Thursday, December 15, 2005

The Sound of Silence

When my niece, Kam Ning, came back to Singapore to perform with the Malaysian Philharmonic Ochestra at the Esplanade, I was full of joy. At her interview with the Business Times, she said that if there is is one thing she would like to achieve, she would like the audience to see God when the violin Concerto in D Minor (Op. 47) by Sibelius is being performed.

Tears welled up in my eyes as I heard Ning's wonderful performance. I was absolutely sure Ning had her heart's desire when some of the more senstive audience could feel God's sweet presence in the lovely concert hall which was permeated with such beautiful interpretation of Sibelius' works. For me, perhaps, it was seeing God twice, for without His mercy and grace, I would not have been able to hear the orchestra at all!

When I was six years of age, I had an accident which caused me to gradually become hearing impared. It was painful to be laughed at by classmates who did not understand my constantly having to fight ringing in the ears and dizziness caused by the imbalance of the cochleas. Gradually I learnt to lip read and managed to follow lessons in class so well that most of the teachers did not realise my hearing problem. If a teacher were to call my name from behind, I would be in deep trouble because I would not be able to lip read. Hence I was often punished by some teachers who thought I was just being naughty and stubborn. As my hearing deteriorated, I became more reclusive and found great comfort in books. My siblings often had to put their finger on their lips to indicate to me to speak more softly, because I could not hear my own speech and never realised how loud my voice could be sometimes!

When I was nine years old, eldest sister took me to Sunday School. I was spellbound when I learnt that Jesus had healed the blind, the deaf and the lame. He even raised Lazarus from the dead! Everyday, I would argue with God that if He had given me ears, then I should not have ears that were all messed up inside. I prayed for healing... for my hearing to be restored. I argued that if god could make the lame walk, surely he could reinstate my hearing!

One evening my second sister came back from work and told me she had seen a huge banner with the words "Mircale Healing" and asked if I wanted to check it out. An Indian pastor prayed for me and instantly I could hear! The world suddenly became noisy again when I could hear the bus engine roaring, the dogs barking and the frogs croaking as we made our way home!

Next morning it was such sheer delight to hear the birds singing on the trees! Mama who was then a Buddhist, was so overjoyed by my miracle that she went around telling all the neighbours that the god who died on the Cross had healed her youngest daughter!

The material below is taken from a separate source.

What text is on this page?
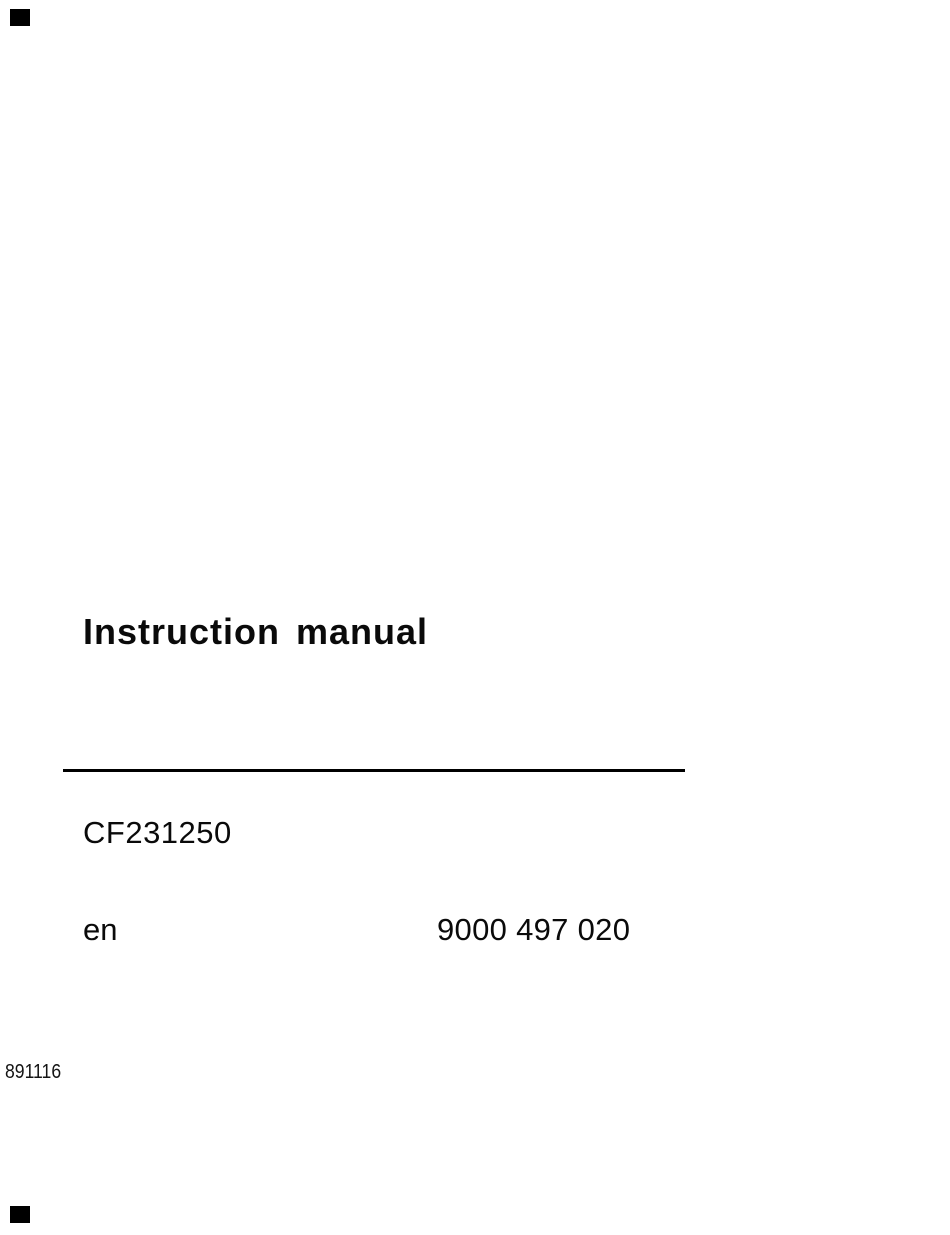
Instruction manual
CF231250
en	9000 497 020
891116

Very few people would be able to identify with the pain and loneliness of living in a silent world. At least I was fortunate that I was not born deaf... that I had the chance to learn to read and write and play the piano before my world became silent. But others like Donald Goh (The New Paper, 14/12/2005, pg. 4) who was born deaf could not speak because he had not heard. It was sad that some unkind people had to write graffiti on the wall outside his apartment, ""Monkey Noise, woo woo, shut up". Poor little Donald had tried to speak, but could only muster such sounds. Whoever had written down the graffiti should thank the Creator that he had been born normal, and should therefore have more compassion and acceptance towards others who were born with physical defects.

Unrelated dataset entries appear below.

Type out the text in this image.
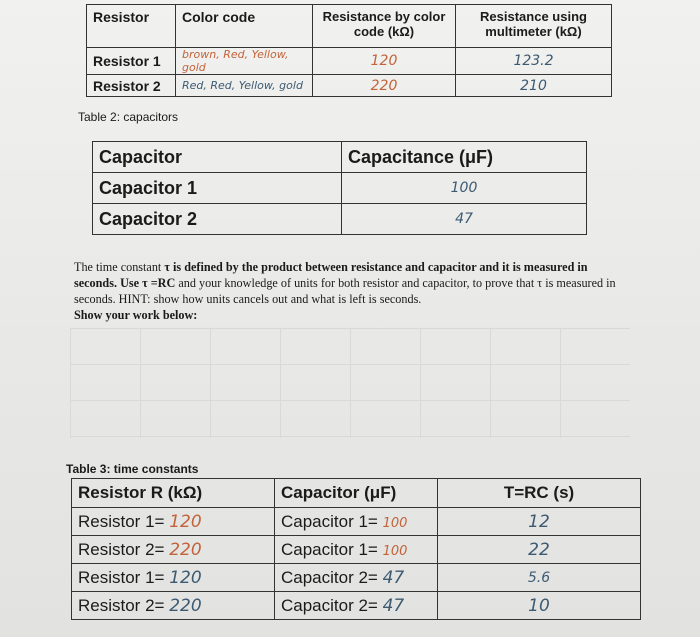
Resistor	Color code	Resistance by color code (kΩ)	Resistance using multimeter (kΩ)
Resistor 1	brown, Red, Yellow, gold	120	123.2
Resistor 2	Red, Red, Yellow, gold	220	210
Table 2: capacitors
Capacitor	Capacitance (μF)
Capacitor 1	100
Capacitor 2	47
The time constant τ is defined by the product between resistance and capacitor and it is measured in seconds. Use τ =RC and your knowledge of units for both resistor and capacitor, to prove that τ is measured in seconds. HINT: show how units cancels out and what is left is seconds.
Show your work below:
Table 3: time constants
Resistor R (kΩ)	Capacitor (μF)	T=RC (s)
Resistor 1= 120	Capacitor 1= 100	12
Resistor 2= 220	Capacitor 1= 100	22
Resistor 1= 120	Capacitor 2= 47	5.6
Resistor 2= 220	Capacitor 2= 47	10
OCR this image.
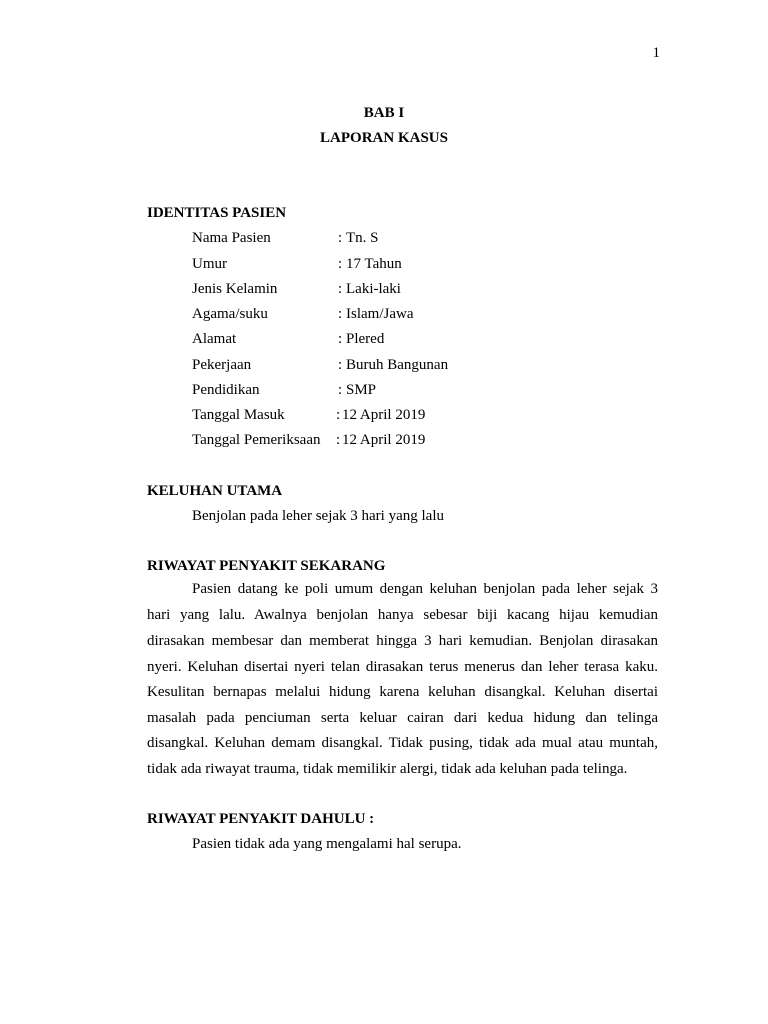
1
BAB I
LAPORAN KASUS
IDENTITAS PASIEN
Nama Pasien	: Tn. S
Umur	: 17 Tahun
Jenis Kelamin	: Laki-laki
Agama/suku	: Islam/Jawa
Alamat	: Plered
Pekerjaan	: Buruh Bangunan
Pendidikan	: SMP
Tanggal Masuk	: 12 April 2019
Tanggal Pemeriksaan : 12 April 2019
KELUHAN UTAMA

Benjolan pada leher sejak 3 hari yang lalu

RIWAYAT PENYAKIT SEKARANG

Pasien datang ke poli umum dengan keluhan benjolan pada leher sejak 3

hari yang lalu. Awalnya benjolan hanya sebesar biji kacang hijau kemudian

dirasakan membesar dan memberat hingga 3 hari kemudian. Benjolan dirasakan

nyeri. Keluhan disertai nyeri telan dirasakan terus menerus dan leher terasa kaku.

Kesulitan bernapas melalui hidung karena keluhan disangkal. Keluhan disertai

masalah pada penciuman serta keluar cairan dari kedua hidung dan telinga

disangkal. Keluhan demam disangkal. Tidak pusing, tidak ada mual atau muntah,

tidak ada riwayat trauma, tidak memilikir alergi, tidak ada keluhan pada telinga.

RIWAYAT PENYAKIT DAHULU :

Pasien tidak ada yang mengalami hal serupa.
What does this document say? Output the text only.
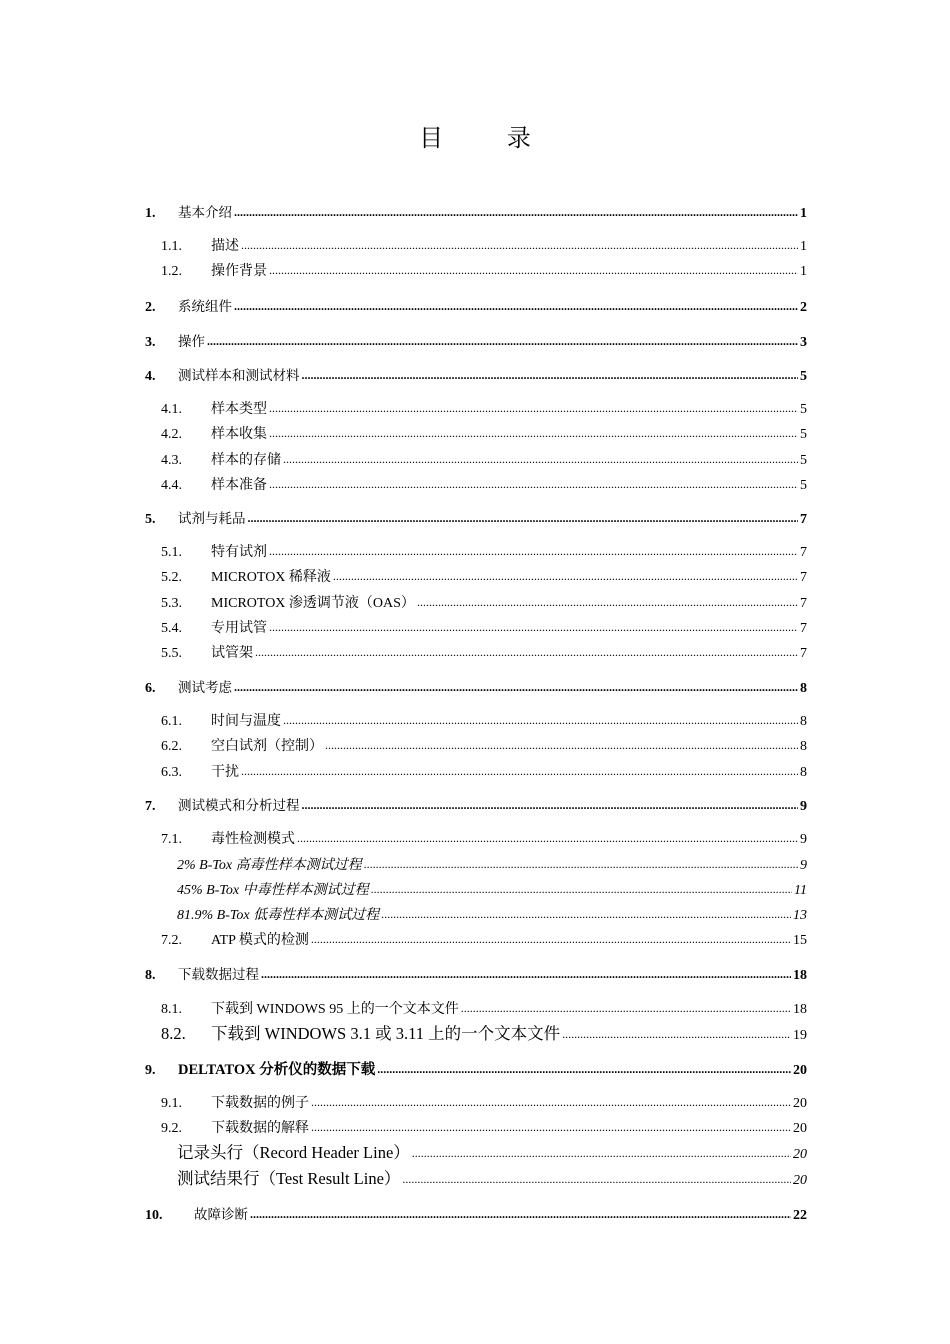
目	录
1.	基本介绍 .....	1
1.1.	描述 .....	1
1.2.	操作背景 .....	1
2.	系统组件 .....	2
3.	操作 .....	3
4.	测试样本和测试材料 .....	5
4.1.	样本类型 .....	5
4.2.	样本收集 .....	5
4.3.	样本的存储 .....	5
4.4.	样本准备 .....	5
5.	试剂与耗品 .....	7
5.1.	特有试剂 .....	7
5.2.	MICROTOX 稀释液 .....	7
5.3.	MICROTOX 渗透调节液（OAS） .....	7
5.4.	专用试管 .....	7
5.5.	试管架 .....	7
6.	测试考虑 .....	8
6.1.	时间与温度 .....	8
6.2.	空白试剂（控制） .....	8
6.3.	干扰 .....	8
7.	测试模式和分析过程 .....	9
7.1.	毒性检测模式 .....	9
2% B-Tox 高毒性样本测试过程 .....	9
45% B-Tox 中毒性样本测试过程 .....	11
81.9% B-Tox 低毒性样本测试过程 .....	13
7.2.	ATP 模式的检测 .....	15
8.	下载数据过程 .....	18
8.1.	下载到 WINDOWS 95 上的一个文本文件 .....	18
8.2.	下载到 WINDOWS 3.1 或 3.11 上的一个文本文件 .....	19
9.	DELTATOX 分析仪的数据下载 .....	20
9.1.	下载数据的例子 .....	20
9.2.	下载数据的解释 .....	20
记录头行（Record Header Line） .....	20
测试结果行（Test Result Line） .....	20
10.	故障诊断 .....	22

Perhaps on looking back, I am thankful that I had gone through some years of silence. As I gradually lost my hearing, I learnt to become more imaginative when I read books or played the piano. Like Beethoven who became stone deaf in his last years, I had to "hear" the music in my world of silence! It was increasingly tiring to strain my eyes to constantly focus on the lips of others. I began to spend most of my waking hours reading books which I enjoyed thoroughly. How true when people say that reading maketh a full man. I began to feel more confident and understanding of people and the world around me. Reading matured me beyond my years.

Every morning when I hear the birds singing, gratitude fills my heart. I see God in the chirping of the little creatures. Their chirping is like music to my once deaf ears!